-1

Currently using this :

MatchCollection urlRegExp = Regex.Matches(text, @"https?://(?:www\.)?[a-zA-Z0-9/;&=:_$+!*'()|~\[\]#%.\\-]+");

to replace urls in a text but it doesn't get every urls, and it seems like i cannot find a good regex for this.. anyone can help?

user3352374
  • 37
  • 2
  • 10
  • 2
    possible duplicate of [What is the best regular expression to check if a string is a valid URL?](http://stackoverflow.com/questions/161738/what-is-the-best-regular-expression-to-check-if-a-string-is-a-valid-url) – PM 77-1 Sep 02 '14 at 01:46
  • which platform are you using? – Steve Sep 02 '14 at 01:47
  • @PM77-1: He/She doesn't try to check if an url is valid or not, but only to find urls in a text, that are two totally different tasks. – Casimir et Hippolyte Sep 02 '14 at 01:54
  • @PM u r rite, this is the same task I believe. What is the difference? If a sub string matches an url then the job is half done. Just need to substitute the replace character. – Arun A K Sep 02 '14 at 01:58

1 Answers1

1

If you need find urls in a text, you don't need to fit the RFC (whatever the number) it's totally useless (and it's nearly impossible with a pattern that follows the standard, it will be too slow, too complex).
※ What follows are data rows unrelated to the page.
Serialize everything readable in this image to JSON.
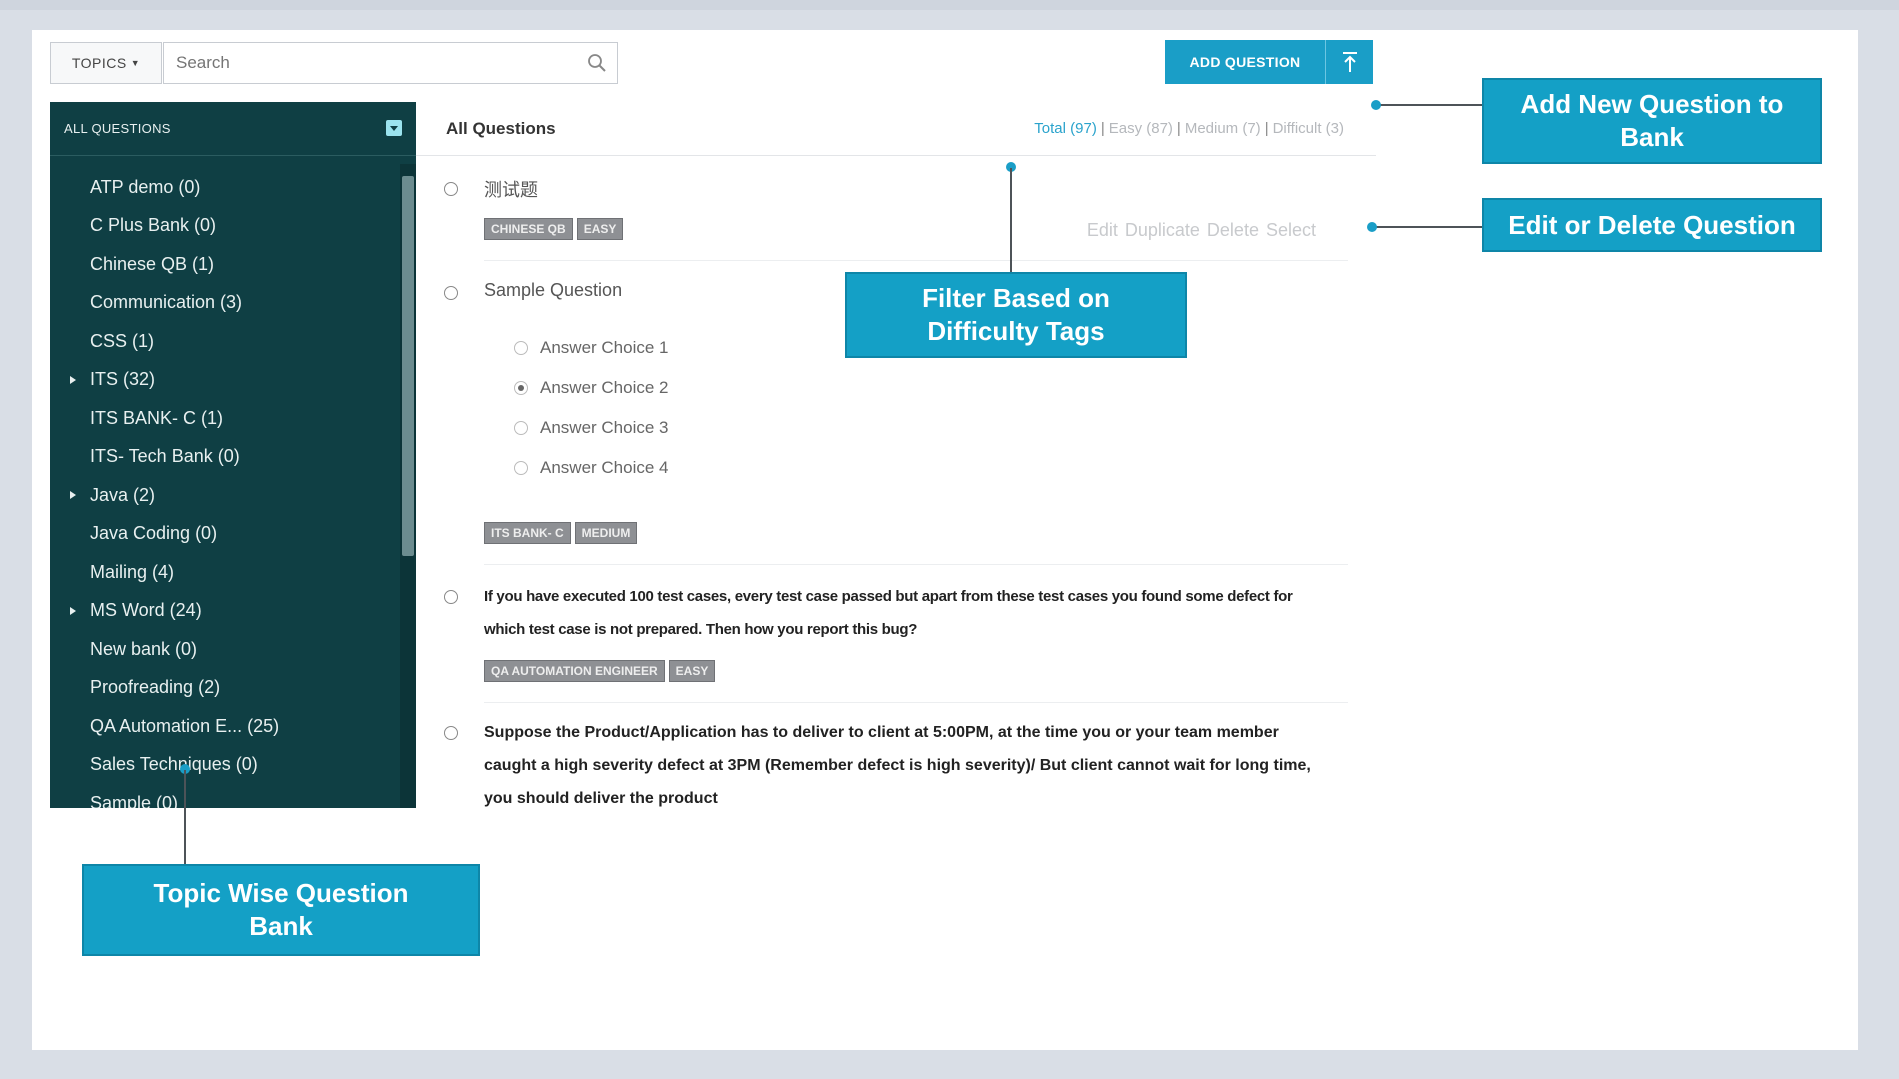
{
  "toolbar": {
    "topics_label": "TOPICS",
    "search_placeholder": "Search",
    "add_question_label": "ADD QUESTION"
  },
  "sidebar": {
    "header": "ALL QUESTIONS",
    "items": [
      {
        "label": "ATP demo (0)",
        "expandable": false
      },
      {
        "label": "C Plus Bank (0)",
        "expandable": false
      },
      {
        "label": "Chinese QB (1)",
        "expandable": false
      },
      {
        "label": "Communication (3)",
        "expandable": false
      },
      {
        "label": "CSS (1)",
        "expandable": false
      },
      {
        "label": "ITS (32)",
        "expandable": true
      },
      {
        "label": "ITS BANK- C (1)",
        "expandable": false
      },
      {
        "label": "ITS- Tech Bank (0)",
        "expandable": false
      },
      {
        "label": "Java (2)",
        "expandable": true
      },
      {
        "label": "Java Coding (0)",
        "expandable": false
      },
      {
        "label": "Mailing (4)",
        "expandable": false
      },
      {
        "label": "MS Word (24)",
        "expandable": true
      },
      {
        "label": "New bank (0)",
        "expandable": false
      },
      {
        "label": "Proofreading (2)",
        "expandable": false
      },
      {
        "label": "QA Automation E...   (25)",
        "expandable": false
      },
      {
        "label": "Sales Techniques (0)",
        "expandable": false
      },
      {
        "label": "Sample (0)",
        "expandable": false
      }
    ]
  },
  "main": {
    "title": "All Questions",
    "filters": {
      "total": "Total (97)",
      "easy": "Easy (87)",
      "medium": "Medium (7)",
      "difficult": "Difficult (3)"
    },
    "actions": {
      "edit": "Edit",
      "duplicate": "Duplicate",
      "delete": "Delete",
      "select": "Select"
    },
    "questions": [
      {
        "text": "测试题",
        "tags": [
          "CHINESE QB",
          "EASY"
        ]
      },
      {
        "text": "Sample Question",
        "choices": [
          "Answer Choice 1",
          "Answer Choice 2",
          "Answer Choice 3",
          "Answer Choice 4"
        ],
        "selected_choice": 2,
        "tags": [
          "ITS BANK- C",
          "MEDIUM"
        ]
      },
      {
        "text": "If you have executed 100 test cases, every test case passed but apart from these test cases you found some defect for which test case is not prepared. Then how you report this bug?",
        "tags": [
          "QA AUTOMATION ENGINEER",
          "EASY"
        ]
      },
      {
        "text": "Suppose the Product/Application has to deliver to client at 5:00PM, at the time you or your team member caught a high severity defect at 3PM (Remember defect is high severity)/ But client cannot wait for long time, you should deliver the product"
      }
    ]
  },
  "callouts": {
    "add_new": "Add New Question to Bank",
    "edit_delete": "Edit or Delete Question",
    "filter": "Filter Based on Difficulty Tags",
    "topic_bank": "Topic Wise Question Bank"
  },
  "colors": {
    "sidebar_bg": "#0f3f44",
    "accent": "#1a9ec7",
    "tag_bg": "#8e9094"
  }
}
All urls in the text should be considered valid (and / or must be validated or not before being inserted in the text by the people who produce this text. In other words, it is not your job!).

So, you must find an other approach. To do this, you must ask the right question: how to distinguish a URL from the text?

Let's list the common criteria

  • a URL may begin with the protocol: http, https, ftp, sftp, ftps, gopher, ...
  • a URL may begin with www.
  • a URL does not contain whitespace characters
  • a URL begins always with a word boundary
  • a URL may ends before a whitespace character, the end of the string, a punctuation character except the question mark (that can be present even if there are no GET parameters)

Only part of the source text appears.